Beyond the manufacturing question: BRP has zero human safety data, zero human dosing data, zero human pharmacokinetic data. The rodent effective doses (5 to 20 mg/kg) do not translate directly to a human dose, and body-surface-area scaling from mouse to human puts a 5 mg/kg mouse dose in a range that would be a large peptide bolus for a first-in-human. Nobody has published a rational human starting dose. There is not one to publish yet.
Our affiliate partners Ascension Peptides and Limitless Biotech carry peptides with published human evidence trails, and both offer code ENHANCED for research-only purchases. BRP is not in either catalog as a validated reference product, and nothing here should be read as endorsing a personal research purchase of BRP. For a broader look at the sourcing question, see Peptide Gray-Market Sourcing Truth 2026.
What would change our view
The article gets rewritten if any of the following happens:
- Merrifield Therapeutics files an IND and posts Phase 1 tolerability and PK data.

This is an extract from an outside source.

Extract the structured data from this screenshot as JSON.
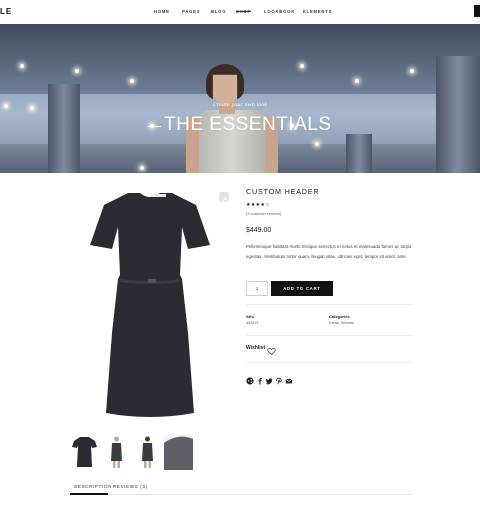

- A second independent lab replicates the Coassolo 2025 anti-obesity effect in a peer-reviewed publication with matched controls and clean methods.

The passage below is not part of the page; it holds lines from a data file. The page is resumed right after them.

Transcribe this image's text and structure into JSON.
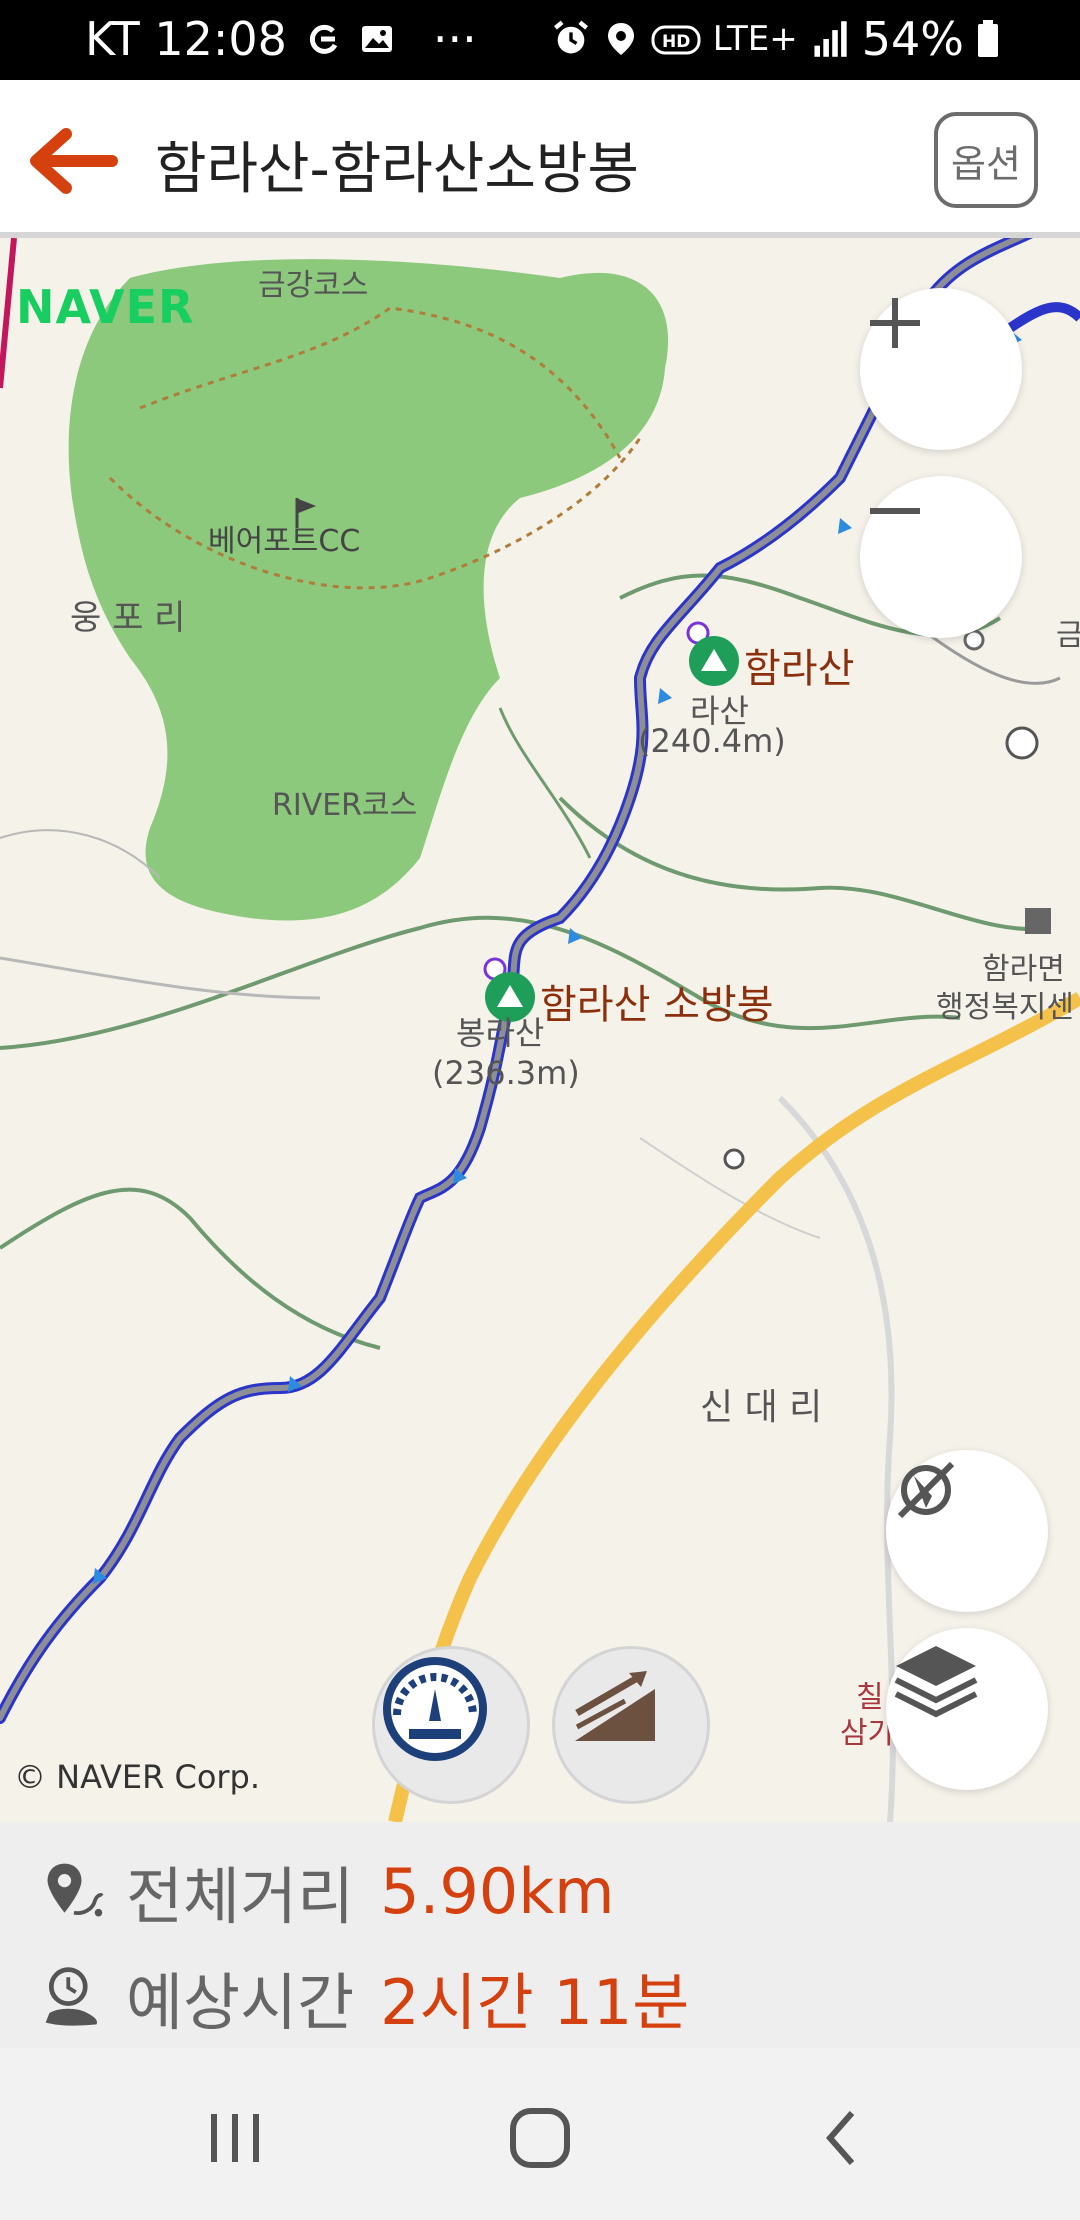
{
  "status_bar": {
    "carrier_time": "KT 12:08",
    "dots": "···",
    "network": "LTE+",
    "battery": "54%"
  },
  "app_bar": {
    "title": "함라산-함라산소방봉",
    "options_label": "옵션"
  },
  "map": {
    "provider_logo": "NAVER",
    "labels": {
      "course_top": "금강코스",
      "golf_club": "베어포트CC",
      "village_left": "웅 포 리",
      "course_river": "RIVER코스",
      "peak1_name_partial": "라산",
      "peak1_height": "(240.4m)",
      "peak2_name_partial": "봉라산",
      "peak2_height": "(236.3m)",
      "village_center": "신 대 리",
      "office_line1": "함라면",
      "office_line2": "행정복지센",
      "edge_right_top": "금",
      "edge_right_bottom1": "칠",
      "edge_right_bottom2": "삼가"
    },
    "peaks": [
      {
        "name": "함라산"
      },
      {
        "name": "함라산 소방봉"
      }
    ],
    "copyright": "© NAVER Corp.",
    "route_color": "#2b35c9",
    "controls": {
      "zoom_in_icon": "plus-icon",
      "zoom_out_icon": "minus-icon",
      "compass_icon": "compass-off-icon",
      "layers_icon": "layers-icon",
      "speedometer_icon": "speedometer-icon",
      "elevation_icon": "elevation-profile-icon"
    }
  },
  "route_info": {
    "distance_label": "전체거리",
    "distance_value": "5.90km",
    "time_label": "예상시간",
    "time_value": "2시간 11분",
    "value_color": "#d5400f"
  },
  "nav_bar": {
    "recent_icon": "recent-apps-icon",
    "home_icon": "home-icon",
    "back_icon": "back-icon"
  }
}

- A rodent chronic-exposure study (12 weeks or more) is published without a cardiovascular, renal, hepatic, or CNS adverse signal.
- A head-to-head rodent study against semaglutide or tirzepatide shows a durable body composition advantage over a longer time window than 14 days.
Until one of those lands, BRP remains a promising, high-quality single-paper preclinical finding. Precise words matter here: promising, single-paper, preclinical.
Bottom line: BRP is a 12-amino-acid POMC-activating peptide with one 2025 Nature paper (Coassolo et al., PMID 40044869) showing appetite suppression and modest weight loss in lean mice, diet-induced obese mice, and lean Göttingen minipigs. The "natural Ozempic" framing does not match the evidence. Merrifield Therapeutics is trying to bring BRP toward IND on a 5-to-7-year best-case timeline. Any 2026 pitch to buy BRP as a research chemical and use it as a semaglutide substitute is running years ahead of the data.
Related reading
- GLP-1 Muscle Loss: What the Research Shows in 2026
- Bimagrumab BELIEVE Phase 2: GLP-1 Muscle Loss Rescue Evidence
- Setmelanotide (Imcivree) MC4R Agonist Evidence in 2026
- Amycretin GLP-1/Amylin Co-Agonist Phase 1 Evidence
- Retatrutide TRIUMPH-1 Phase 3 Topline (May 2026)
- Peptide Gray-Market Sourcing Truth 2026
This article is for research and educational purposes only and is not medical advice. BRP (BRINP2-related peptide) is a preclinical research compound. The Coassolo et al. 2025 Nature paper (PMID 40044869) is the only peer-reviewed publication reporting anti-obesity activity of BRP as of July 2026. All efficacy and tolerability data described above come from lean mice, high-fat-diet-induced obese mice, and lean Göttingen minipigs. No human safety, efficacy, pharmacokinetic, or dosing data have been published, and no first-in-human trial has been announced. Merrifield Therapeutics, the company Katrin Svensson co-founded to develop BRP, has not disclosed a Phase 1 timeline as of this writing. Do not construe rodent tolerability observations as evidence that BRP will be well tolerated in humans, and do not source BRP from gray-market vendors as a substitute for GLP-1 receptor agonists or any other approved obesity medication. Consult a licensed clinician about weight and metabolic questions rather than acting on preclinical results. Body-surface-area scaling and rodent effective doses are not a rational basis for a human starting dose in the absence of a Phase 1 program.